- Directed by: Elmer Clifton
- Written by: Sherman L. Lowe
- Based on: Renfrew Rides the Range by Laurie York Erskine
- Produced by: Philip N. Krasne
- Starring: James Newill Jean Carmen Warren Hull
- Cinematography: Edward Linden
- Edited by: S. Roy Luby
- Production company: Criterion Pictures
- Distributed by: Monogram Pictures
- Release date: December 11, 1939;
- Running time: 65 minutes
- Country: United States
- Language: English

= Crashing Thru (1939 film) =

1939 film

Crashing Thru is a 1939 American northern action film directed by Elmer Clifton and starring James Newill, Jean Carmen and Warren Hull. It is based on the 1935 novel Renfrew Rides the Range, the seventh in the popular Renfrew of the Royal Mounted series by Laurie York Erskine.

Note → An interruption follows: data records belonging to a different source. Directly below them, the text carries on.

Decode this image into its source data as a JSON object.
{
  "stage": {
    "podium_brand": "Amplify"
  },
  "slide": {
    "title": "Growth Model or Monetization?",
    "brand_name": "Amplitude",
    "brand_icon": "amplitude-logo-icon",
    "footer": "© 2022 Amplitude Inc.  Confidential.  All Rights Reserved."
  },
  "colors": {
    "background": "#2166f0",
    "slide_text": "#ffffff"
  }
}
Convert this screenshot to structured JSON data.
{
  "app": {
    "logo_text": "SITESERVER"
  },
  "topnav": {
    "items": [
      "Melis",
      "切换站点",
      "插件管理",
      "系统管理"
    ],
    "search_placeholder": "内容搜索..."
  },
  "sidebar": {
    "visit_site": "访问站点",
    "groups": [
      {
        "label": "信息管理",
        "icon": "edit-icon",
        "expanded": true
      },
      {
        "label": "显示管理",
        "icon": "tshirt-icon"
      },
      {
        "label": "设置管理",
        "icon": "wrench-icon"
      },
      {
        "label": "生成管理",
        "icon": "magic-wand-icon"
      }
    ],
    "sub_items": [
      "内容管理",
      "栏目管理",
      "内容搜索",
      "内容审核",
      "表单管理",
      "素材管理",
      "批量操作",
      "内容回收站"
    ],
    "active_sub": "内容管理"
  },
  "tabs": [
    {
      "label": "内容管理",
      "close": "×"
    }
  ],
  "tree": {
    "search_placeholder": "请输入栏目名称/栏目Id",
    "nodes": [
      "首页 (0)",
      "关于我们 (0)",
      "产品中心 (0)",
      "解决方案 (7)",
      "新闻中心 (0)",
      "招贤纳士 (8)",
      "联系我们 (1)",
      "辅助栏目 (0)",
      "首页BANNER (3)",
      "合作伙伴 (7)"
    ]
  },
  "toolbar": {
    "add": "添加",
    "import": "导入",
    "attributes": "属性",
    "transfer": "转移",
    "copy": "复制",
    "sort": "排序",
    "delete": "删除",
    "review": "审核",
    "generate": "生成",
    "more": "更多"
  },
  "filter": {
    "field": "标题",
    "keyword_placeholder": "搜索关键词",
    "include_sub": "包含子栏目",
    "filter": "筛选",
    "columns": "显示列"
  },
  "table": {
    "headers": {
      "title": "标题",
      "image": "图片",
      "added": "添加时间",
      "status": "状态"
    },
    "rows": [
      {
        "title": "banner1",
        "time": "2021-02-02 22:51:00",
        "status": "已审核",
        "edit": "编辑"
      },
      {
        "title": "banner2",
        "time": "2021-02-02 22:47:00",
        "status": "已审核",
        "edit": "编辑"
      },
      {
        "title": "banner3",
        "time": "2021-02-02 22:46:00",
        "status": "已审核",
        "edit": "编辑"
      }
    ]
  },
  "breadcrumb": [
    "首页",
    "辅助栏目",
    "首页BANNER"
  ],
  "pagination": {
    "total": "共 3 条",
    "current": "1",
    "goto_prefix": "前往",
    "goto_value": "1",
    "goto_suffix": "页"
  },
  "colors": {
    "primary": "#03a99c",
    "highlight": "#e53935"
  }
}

The film was shot at the Iverson Ranch and on location around Big Bear Lake in the San Bernardino Mountains of California. It was originally intended to be released by Grand National Pictures before being picked up for distribution by Monogram.

==Plot==
The steamship on which two Mountie officers are travelling is held up and robbed of its gold shipment. They pursue the gang up into the hills but are unable to detain them, They suspect one of the female passengers to be in on the job and arrest her. She turns out to be trying to recover the deeds to the mine that were cheated out of her father, but was double-crossed by the robbers.

==Cast==
- James Newill as Sergeant Renfrew
- Jean Carmen as 	Ann 'Angel' Chambers
- Warren Hull as Constable Kelly
- Milburn Stone as 	Delos Harrington
- Walter Byron as 	McClusky
- Stanley Blystone as 	Jim LaMont
- Robert Frazer as 	Dr. Smith
- Joseph W. Girard as 	Steamship Captain
- Dave O'Brien as 	Fred Chambers
- Earl Douglas as 	Slant Eye
- Ted Adams as Eskimo Pete
- Roy Barcroft as 	Green - Henchman

==Bibliography==
- Pitts, Michael R. Western Movies: A Guide to 5,105 Feature Films. McFarland, 2012.